By Chance Chamberlain
Many residents in Harrisonville faced power outages Sunday as a severe thunderstorm moved through the area. The National Weather Service reported winds of 50 mph and nearly an inch and a half of rain in Harrisonville.
City crews were busy cleaning up as winds damaged and downed several trees. Bradley Avenue saw major problems due to a tree that fell and damaged an electric circuit. The downed tree destroyed multiple power lines and knocked over two power poles.
Harrisonville Public Information Officer Daniel Barnett said, “Staff received the initial call about a power outage on Sunday at 12:30 p.m. The downed tree caused 750 homes to be without power.
“We had to shut off a second electric circuit to ensure the safety of the electric department linemen who were replacing the power poles. It would not have been safe for those lines to be energized while they put them into place. As a result, an additional 250 homes were without power, but the outage was contained to central and eastern portions of the city,” he said.
Barnett added, “The electric department was able to restore power to both circuits around 9 p.m. There were a few other homes that were not on that circuit that required assistance and the crew finished work for those customers around 11 p.m.”
The damage was not limited to downed electric circuits and fallen limbs in the streets across town.
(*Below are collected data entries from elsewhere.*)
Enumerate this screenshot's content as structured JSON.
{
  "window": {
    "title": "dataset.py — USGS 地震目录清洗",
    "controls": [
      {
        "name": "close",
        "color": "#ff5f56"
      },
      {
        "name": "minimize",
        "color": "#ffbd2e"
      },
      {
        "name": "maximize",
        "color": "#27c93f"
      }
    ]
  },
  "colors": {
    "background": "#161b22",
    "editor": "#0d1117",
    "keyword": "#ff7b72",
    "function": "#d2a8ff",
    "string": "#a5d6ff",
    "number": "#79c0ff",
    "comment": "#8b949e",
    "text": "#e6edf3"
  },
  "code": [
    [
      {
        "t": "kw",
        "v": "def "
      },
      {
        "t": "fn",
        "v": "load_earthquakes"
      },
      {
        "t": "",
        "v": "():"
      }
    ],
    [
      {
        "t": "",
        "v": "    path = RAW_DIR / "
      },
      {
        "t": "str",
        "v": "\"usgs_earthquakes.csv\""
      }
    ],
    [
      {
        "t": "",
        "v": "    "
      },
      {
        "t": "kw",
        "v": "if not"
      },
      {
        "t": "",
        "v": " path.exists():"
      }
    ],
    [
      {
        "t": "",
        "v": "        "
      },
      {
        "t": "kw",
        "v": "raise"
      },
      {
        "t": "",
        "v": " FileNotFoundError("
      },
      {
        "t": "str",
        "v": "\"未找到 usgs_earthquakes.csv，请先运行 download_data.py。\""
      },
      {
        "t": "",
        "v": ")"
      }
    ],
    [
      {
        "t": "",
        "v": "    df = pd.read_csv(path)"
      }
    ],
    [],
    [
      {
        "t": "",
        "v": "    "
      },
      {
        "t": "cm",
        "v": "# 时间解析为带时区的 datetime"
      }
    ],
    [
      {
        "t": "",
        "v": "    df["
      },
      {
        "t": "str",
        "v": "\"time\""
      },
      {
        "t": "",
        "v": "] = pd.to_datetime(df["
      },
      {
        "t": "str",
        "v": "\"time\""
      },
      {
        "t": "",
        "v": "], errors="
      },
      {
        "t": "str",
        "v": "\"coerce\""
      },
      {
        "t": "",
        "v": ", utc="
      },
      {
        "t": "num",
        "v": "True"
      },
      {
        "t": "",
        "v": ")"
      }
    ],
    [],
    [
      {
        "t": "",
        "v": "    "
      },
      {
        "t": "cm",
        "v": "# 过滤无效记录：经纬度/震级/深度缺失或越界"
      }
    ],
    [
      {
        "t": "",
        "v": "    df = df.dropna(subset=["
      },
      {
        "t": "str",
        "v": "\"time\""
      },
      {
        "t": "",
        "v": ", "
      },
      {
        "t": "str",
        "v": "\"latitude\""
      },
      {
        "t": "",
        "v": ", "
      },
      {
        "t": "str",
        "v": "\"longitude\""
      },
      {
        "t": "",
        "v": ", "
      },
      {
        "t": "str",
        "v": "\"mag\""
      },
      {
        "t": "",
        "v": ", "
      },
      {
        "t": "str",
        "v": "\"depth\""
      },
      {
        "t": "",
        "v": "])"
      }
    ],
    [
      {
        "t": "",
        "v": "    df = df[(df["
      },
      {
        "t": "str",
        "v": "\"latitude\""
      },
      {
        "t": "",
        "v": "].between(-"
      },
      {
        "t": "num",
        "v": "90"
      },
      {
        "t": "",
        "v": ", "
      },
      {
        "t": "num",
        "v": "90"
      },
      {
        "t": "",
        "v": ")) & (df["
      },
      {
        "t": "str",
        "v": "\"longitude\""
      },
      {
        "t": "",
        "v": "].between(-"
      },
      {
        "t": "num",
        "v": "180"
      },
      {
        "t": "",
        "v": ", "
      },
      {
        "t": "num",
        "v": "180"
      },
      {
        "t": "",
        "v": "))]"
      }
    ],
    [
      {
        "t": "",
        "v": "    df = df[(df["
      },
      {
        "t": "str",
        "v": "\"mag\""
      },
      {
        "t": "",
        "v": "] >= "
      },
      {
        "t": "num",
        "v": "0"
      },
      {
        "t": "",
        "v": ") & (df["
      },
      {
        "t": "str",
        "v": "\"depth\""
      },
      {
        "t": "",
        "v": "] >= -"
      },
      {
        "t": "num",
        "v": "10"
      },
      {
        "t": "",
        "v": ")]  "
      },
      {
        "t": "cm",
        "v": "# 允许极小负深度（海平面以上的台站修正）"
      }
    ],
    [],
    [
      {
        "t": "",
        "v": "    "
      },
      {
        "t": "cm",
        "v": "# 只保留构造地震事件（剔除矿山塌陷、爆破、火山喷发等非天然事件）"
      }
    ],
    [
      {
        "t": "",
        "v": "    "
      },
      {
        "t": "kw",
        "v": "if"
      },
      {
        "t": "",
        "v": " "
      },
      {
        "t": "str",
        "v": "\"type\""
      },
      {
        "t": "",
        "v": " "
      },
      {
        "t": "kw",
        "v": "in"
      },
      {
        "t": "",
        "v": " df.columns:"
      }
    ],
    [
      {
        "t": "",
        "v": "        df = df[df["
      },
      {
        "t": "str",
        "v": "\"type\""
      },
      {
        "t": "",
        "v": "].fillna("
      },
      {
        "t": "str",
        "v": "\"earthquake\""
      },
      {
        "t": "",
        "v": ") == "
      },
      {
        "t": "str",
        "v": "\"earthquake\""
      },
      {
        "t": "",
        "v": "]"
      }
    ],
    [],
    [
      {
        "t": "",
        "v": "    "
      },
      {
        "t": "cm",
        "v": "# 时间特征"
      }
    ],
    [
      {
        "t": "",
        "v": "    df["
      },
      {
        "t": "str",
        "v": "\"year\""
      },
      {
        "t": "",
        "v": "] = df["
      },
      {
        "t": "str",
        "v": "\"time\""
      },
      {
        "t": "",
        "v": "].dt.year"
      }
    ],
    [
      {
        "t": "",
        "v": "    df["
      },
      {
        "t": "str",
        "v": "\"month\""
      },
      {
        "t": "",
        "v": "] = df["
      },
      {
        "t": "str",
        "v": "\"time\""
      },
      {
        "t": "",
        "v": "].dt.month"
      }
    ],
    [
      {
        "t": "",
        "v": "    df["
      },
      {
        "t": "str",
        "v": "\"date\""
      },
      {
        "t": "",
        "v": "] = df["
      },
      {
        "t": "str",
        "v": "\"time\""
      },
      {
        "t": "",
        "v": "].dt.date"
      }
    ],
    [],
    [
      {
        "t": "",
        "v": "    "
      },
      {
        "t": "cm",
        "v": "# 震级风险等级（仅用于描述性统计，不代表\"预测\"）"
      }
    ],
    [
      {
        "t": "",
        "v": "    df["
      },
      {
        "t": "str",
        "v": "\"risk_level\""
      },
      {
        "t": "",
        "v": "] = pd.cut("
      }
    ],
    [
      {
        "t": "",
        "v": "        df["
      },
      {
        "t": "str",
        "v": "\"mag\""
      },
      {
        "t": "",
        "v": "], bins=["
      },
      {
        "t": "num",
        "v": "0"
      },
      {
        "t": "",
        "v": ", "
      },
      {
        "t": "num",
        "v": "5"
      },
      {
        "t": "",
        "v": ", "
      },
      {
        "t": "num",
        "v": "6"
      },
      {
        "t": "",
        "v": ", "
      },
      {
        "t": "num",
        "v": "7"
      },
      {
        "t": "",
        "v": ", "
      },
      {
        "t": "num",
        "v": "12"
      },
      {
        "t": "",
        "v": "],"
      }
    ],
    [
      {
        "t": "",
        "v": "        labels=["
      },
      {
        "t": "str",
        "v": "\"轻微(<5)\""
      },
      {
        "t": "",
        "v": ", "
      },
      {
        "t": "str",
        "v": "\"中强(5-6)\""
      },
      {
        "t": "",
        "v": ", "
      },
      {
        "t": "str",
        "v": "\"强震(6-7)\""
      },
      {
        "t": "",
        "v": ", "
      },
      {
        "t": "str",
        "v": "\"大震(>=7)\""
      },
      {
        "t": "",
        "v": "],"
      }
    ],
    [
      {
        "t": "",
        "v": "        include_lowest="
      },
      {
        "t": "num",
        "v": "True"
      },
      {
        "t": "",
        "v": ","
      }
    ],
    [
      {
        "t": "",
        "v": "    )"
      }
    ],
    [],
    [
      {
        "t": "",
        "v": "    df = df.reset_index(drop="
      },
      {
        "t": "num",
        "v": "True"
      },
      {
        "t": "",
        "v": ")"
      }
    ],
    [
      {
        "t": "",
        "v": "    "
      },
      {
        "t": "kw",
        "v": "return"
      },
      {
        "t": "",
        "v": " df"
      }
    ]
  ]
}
One home was struck by a fallen tree near Eastwood Road and Oakvale Drive, but no injuries were reported to emergency services.
Although Harrisonville sustained damage, the National Weather Service in Pleasant Hill reported no damage in the county. Spencer Mell, a meteorologist at the National Weather Service in Pleasant Hill, said Harrisonville received more than an inch of rain and sustained winds during the storm surge.
“We sent out a severe thunderstorm warning for the area of Cass County due to high winds and heavy rainfall potentials from the stormfront that moved out of the west. The rain was cool and the front was strong with high winds, so we saw a significant 13-degree temperature change in just 40 minutes,” he said. “The highest winds that were reported in the county were 43 mph and there were no reports of tornadic activity.”
Mell added, “Harrisonville is the first we are hearing of any damage. We have not received any damage reports from anywhere in the county so we are unable to categorize the damage at this time,” he said.